竟养出了这般骇人听闻的混蛋?”
李世民现在的演技可谓是炉火纯青。
昨天李承乾已经将这账本呈上,而且父子俩已经商量好怎么对付顾家了。
此时的褚遂良只觉一阵天旋地转。
顾家祖坟竟被刨了?
最致命的黑账居然不是落在百骑司手里?而是落在了张家手里?
这究竟是怎么回事?
可是褚遂良又不能不管顾家,只能看着张恒吼道:
“张恒!你这是构陷。那账本定是你伪造的。陛下,此贼包藏祸心,万不可信啊。”
“陛下!”
张恒丝毫没有理会褚遂良的怒吼。
“臣还要再劾顾家大少爷顾言!
三年前顾言觊觎城外百亩上等水田,强买不成,竟指使家奴将田主活活打死在街头。
事后不仅买通当地县令草草结案,更企图强掳田主那怀有身孕的发妻入府蹂躏。
此等灭绝人性的禽兽行径,简直令人发指,天理难容!”
太极殿内瞬间炸开了锅。
魏征怒吼一声:
“简直无法无天!丧心病狂!
朗朗乾坤,天子脚下,竟有此等惨绝人寰的恶行?
陛下,臣请即刻下旨,将顾言锁拿归案,三司会审,明正典刑,以慰死者在天之灵!”
房玄龄也站了出来:
“陛下,顾家所为已然天怒人怨。若不严惩,何以服天下?断不可姑息养奸。”
墙倒众人推。
顾家在朝野上下经营百年的清名,在这一刻,算是彻底烂透了。
褚遂良不放弃的继续看着张恒喝问道:
“张恒!你休要在此大放厥词。
你说顾言杀人,你有何凭证咬定是他所为?单凭你一张嘴吗?”
张恒转头看向他冷笑一声:
“褚大人想要凭证?好!本官就给你凭证。
当年那名被逼投江的田主之妻根本没死。

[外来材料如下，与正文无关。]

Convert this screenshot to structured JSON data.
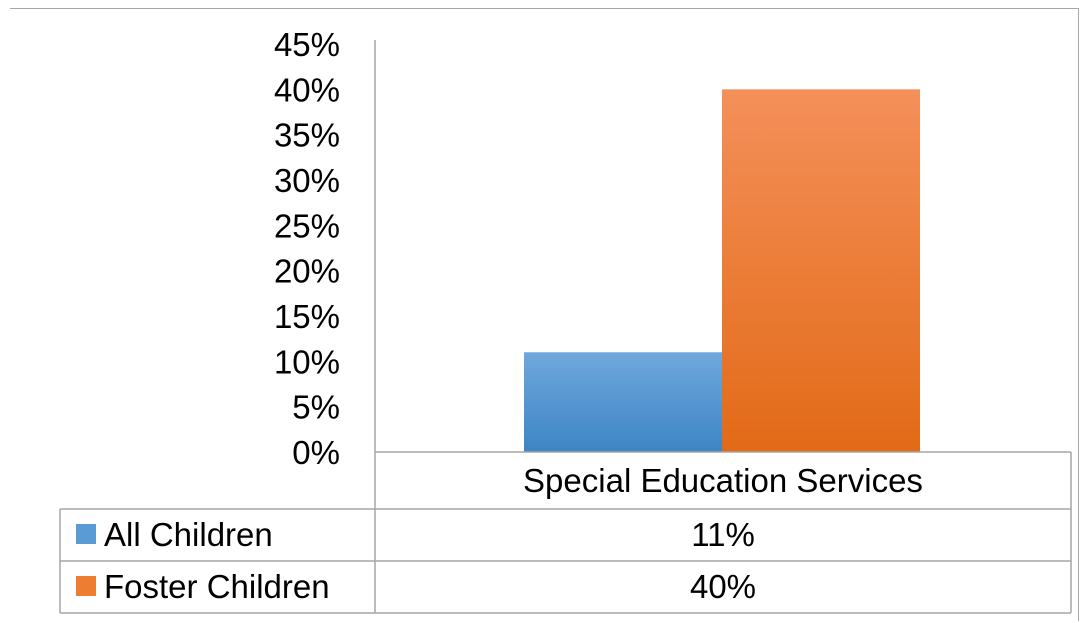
{
  "chart_data": {
    "type": "bar",
    "categories": [
      "Special Education Services"
    ],
    "series": [
      {
        "name": "All Children",
        "values": [
          11
        ],
        "value_label": "11%",
        "color": "#5b9bd5"
      },
      {
        "name": "Foster Children",
        "values": [
          40
        ],
        "value_label": "40%",
        "color": "#ed7d31"
      }
    ],
    "y_ticks": [
      "0%",
      "5%",
      "10%",
      "15%",
      "20%",
      "25%",
      "30%",
      "35%",
      "40%",
      "45%"
    ],
    "ylim": [
      0,
      45
    ],
    "grid": false,
    "legend": "data-table",
    "colors": {
      "all_top": "#6fa8dc",
      "all_bottom": "#3d85c6",
      "foster_top": "#f4905a",
      "foster_bottom": "#e26a17",
      "axis": "#a6a6a6"
    }
  }
}
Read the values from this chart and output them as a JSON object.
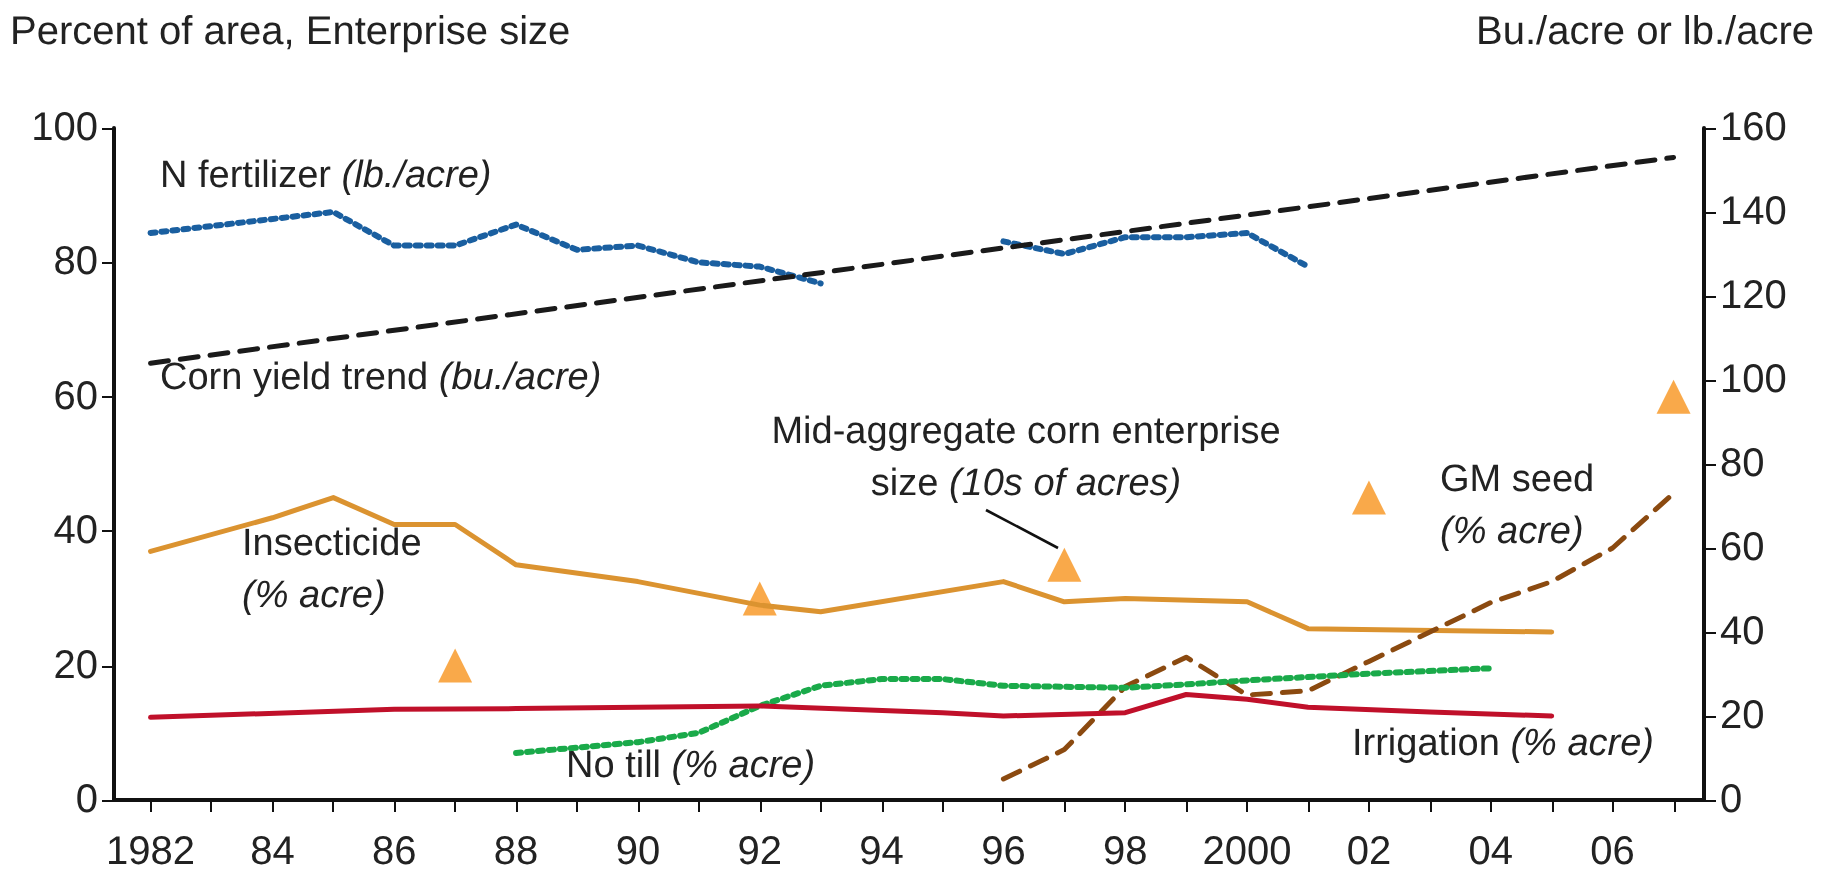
{
  "chart_data": {
    "type": "line",
    "ylabel": "Percent of area, Enterprise size",
    "y2label": "Bu./acre or lb./acre",
    "xlim": [
      1981.4,
      2007.5
    ],
    "xticks": [
      {
        "value": 1982,
        "label": "1982"
      },
      {
        "value": 1983,
        "label": null
      },
      {
        "value": 1984,
        "label": "84"
      },
      {
        "value": 1985,
        "label": null
      },
      {
        "value": 1986,
        "label": "86"
      },
      {
        "value": 1987,
        "label": null
      },
      {
        "value": 1988,
        "label": "88"
      },
      {
        "value": 1989,
        "label": null
      },
      {
        "value": 1990,
        "label": "90"
      },
      {
        "value": 1991,
        "label": null
      },
      {
        "value": 1992,
        "label": "92"
      },
      {
        "value": 1993,
        "label": null
      },
      {
        "value": 1994,
        "label": "94"
      },
      {
        "value": 1995,
        "label": null
      },
      {
        "value": 1996,
        "label": "96"
      },
      {
        "value": 1997,
        "label": null
      },
      {
        "value": 1998,
        "label": "98"
      },
      {
        "value": 1999,
        "label": null
      },
      {
        "value": 2000,
        "label": "2000"
      },
      {
        "value": 2001,
        "label": null
      },
      {
        "value": 2002,
        "label": "02"
      },
      {
        "value": 2003,
        "label": null
      },
      {
        "value": 2004,
        "label": "04"
      },
      {
        "value": 2005,
        "label": null
      },
      {
        "value": 2006,
        "label": "06"
      },
      {
        "value": 2007,
        "label": null
      }
    ],
    "ylim": [
      0,
      100
    ],
    "yticks": [
      0,
      20,
      40,
      60,
      80,
      100
    ],
    "y2lim": [
      0,
      160
    ],
    "y2ticks": [
      0,
      20,
      40,
      60,
      80,
      100,
      120,
      140,
      160
    ],
    "grid": false,
    "legend": false,
    "series": [
      {
        "name": "N fertilizer (lb./acre)",
        "axis": "y2",
        "color": "#1a5fa0",
        "line_style": "dotted",
        "x": [
          1982,
          1985,
          1986,
          1987,
          1988,
          1989,
          1990,
          1991,
          1992,
          1993,
          1994,
          1996,
          1997,
          1998,
          1999,
          2000,
          2001
        ],
        "values": [
          135,
          140,
          132,
          132,
          137,
          131,
          132,
          128,
          127,
          123,
          null,
          133,
          130,
          134,
          134,
          135,
          127
        ]
      },
      {
        "name": "Corn yield trend (bu./acre)",
        "axis": "y2",
        "color": "#1a1a1a",
        "line_style": "dashed",
        "x": [
          1982,
          2007
        ],
        "values": [
          104,
          153
        ]
      },
      {
        "name": "Insecticide\n(% acre)",
        "color": "#db9330",
        "line_style": "solid",
        "x": [
          1982,
          1984,
          1985,
          1986,
          1987,
          1988,
          1990,
          1992,
          1993,
          1996,
          1997,
          1998,
          2000,
          2001,
          2005
        ],
        "values": [
          37,
          42,
          45,
          41,
          41,
          35,
          32.5,
          29,
          28,
          32.5,
          29.5,
          30,
          29.5,
          25.5,
          25
        ]
      },
      {
        "name": "Mid-aggregate corn enterprise\nsize (10s of acres)",
        "type": "scatter",
        "marker": "triangle",
        "color": "#f7941d",
        "x": [
          1987,
          1992,
          1997,
          2002,
          2007
        ],
        "values": [
          20,
          30,
          35,
          45,
          60
        ]
      },
      {
        "name": "GM seed\n(% acre)",
        "axis": "y2",
        "color": "#8b4a10",
        "line_style": "dashed",
        "x": [
          1996,
          1997,
          1998,
          1999,
          2000,
          2001,
          2002,
          2003,
          2004,
          2005,
          2006,
          2007
        ],
        "values": [
          5,
          12,
          27,
          34,
          25,
          26,
          33,
          40,
          47,
          52,
          60,
          73
        ]
      },
      {
        "name": "No till (% acre)",
        "color": "#1aaa4a",
        "line_style": "dotted",
        "x": [
          1988,
          1990,
          1991,
          1992,
          1993,
          1994,
          1995,
          1996,
          1998,
          1999,
          2000,
          2001,
          2002,
          2004
        ],
        "values": [
          7,
          8.6,
          10,
          14,
          17,
          18,
          18,
          17,
          16.7,
          17.2,
          17.8,
          18.3,
          18.8,
          19.6
        ]
      },
      {
        "name": "Irrigation (% acre)",
        "color": "#c0102a",
        "line_style": "solid",
        "x": [
          1982,
          1986,
          1988,
          1992,
          1995,
          1996,
          1998,
          1999,
          2000,
          2001,
          2003,
          2005
        ],
        "values": [
          12.3,
          13.5,
          13.6,
          14,
          13,
          12.5,
          13,
          15.7,
          15,
          13.8,
          13.1,
          12.5
        ]
      }
    ]
  }
}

苍天有眼,她被人救下了。
她此刻就跪在太极殿外候旨。
她手中攥着顾言当年酒后亲笔画押的认罪切结书,还有那件浸透她丈夫冤血的血衣。
褚大人,要不要本官此刻便求陛下将人宣上殿来,与你当面对质?
看看是你褚大人的嘴硬,还是那血衣上的冤魂硬?”
褚遂良整个人都懵逼了。
顾家的人都是大傻子吗?
你他娘的做完事后不知道灭口的?
李世民开口下达了旨意:
“传朕旨意!
着大理寺,百骑司,即刻遣精骑奔赴吴郡。
将顾雍,顾言等一干人犯,悉数披枷带锁,押解进京。
顾家名下所有田产,商铺,宅邸,即刻查封,一应家产抄没入库。
敢有负隅顽抗,通风报信者,就地格杀勿论,夷其三族!”
顾家,倒了。
煊赫百年、曾连皇室都不放在眼里的世家大族,一朝大厦倾颓,沦为阶下囚。
恰在此时,刚才退回队列的房玄龄,又慢悠悠地踱步出列。
“陛下。
顾家既涉嫌谋逆重罪,江南政务势必大受牵连。
眼下秋收在即,江南乃国之粮仓,不可一日无主。
老臣以为,吴郡张家此番检举有功,可谓忠肝义胆,理当重赏,以彰显朝廷赏罚分明。
故,老臣提议,由张家举荐的官员,暂代顾家在江南空缺的所有要职,以安江南民心,确保秋收无虞。”
此言一出,跪在地上的张恒激动的差点跳起来。